Godwin Witane says, “The jak is a protected tree in, (Sri Lanka), and therefore an official permit is required to either fell a tree or transport timber.”
Jak Fruit Tree Shop, Malang, Java. From Art UK
Goats 🐐 love to eat it’s leaves and they are fed these leaves in Sri Lanka.
Legend has it that Kos Dias, counterpart of Johnny Apple Seed, of America, is responsible for the ubiquitous and prolific presence of the tree in Sri Lanka. May My Jak Story be my tribute to this unsung hero, today. Kos Dias, Bless You!
Jackfruit from the William Farquhar Collection of Natural History Drawings. Source National Museum of Singapore Facebook page. Geraldine Soh
I ran a dehydrated fruit and vegetable operation, where I developed a dehydrated jak product. This sliced, dried and packed jak was created for export to the niche market of Sri Lankan migrant workers in the Middle East.
I need to make mention here of Leaf Blogazine’s very own tree 🌳🌲 planter, Sumitra Sooriaarratchi, who as I’ve mentioned before, has as of now, nearly a hundred trees planted to his credit.

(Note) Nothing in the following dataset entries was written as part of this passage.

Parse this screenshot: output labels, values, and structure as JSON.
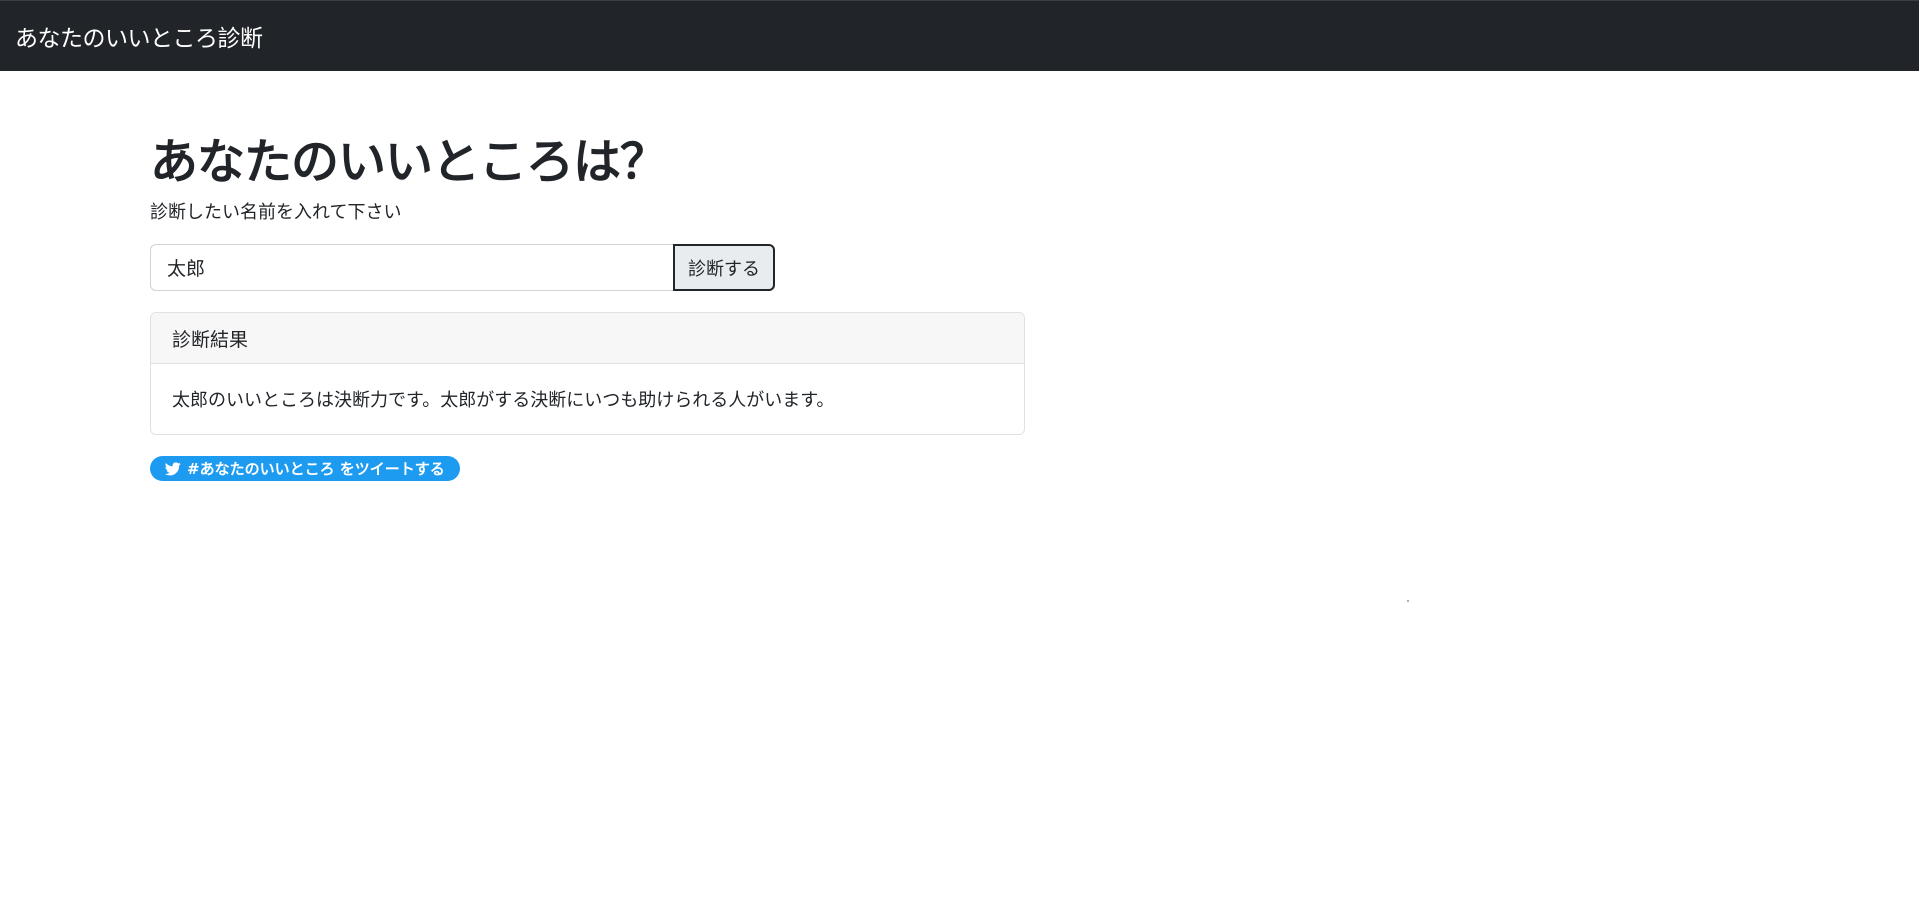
{
  "navbar": {
    "brand": "あなたのいいところ診断"
  },
  "main": {
    "title": "あなたのいいところは？",
    "lead": "診断したい名前を入れて下さい",
    "input": {
      "value": "太郎",
      "placeholder": ""
    },
    "submit_label": "診断する",
    "result": {
      "header": "診断結果",
      "body": "太郎のいいところは決断力です。太郎がする決断にいつも助けられる人がいます。"
    },
    "tweet": {
      "label": "#あなたのいいところ をツイートする",
      "icon": "twitter-bird-icon"
    }
  },
  "colors": {
    "navbar_bg": "#212529",
    "tweet_bg": "#1d9bf0",
    "card_header_bg": "#f7f7f7"
  }
}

Almost every part of the jak tree is used for the benefit of man and animal just as a coconut tree 🌴 🥥 is.
“The sap of the jak fruit is used as a gum and some villagers stick it in knobs on a rafter or the kitchen wall to serve in medicinal purposes”, says Godwin Witane. This is the first time I’m hearing of the guey gum being used in medicine!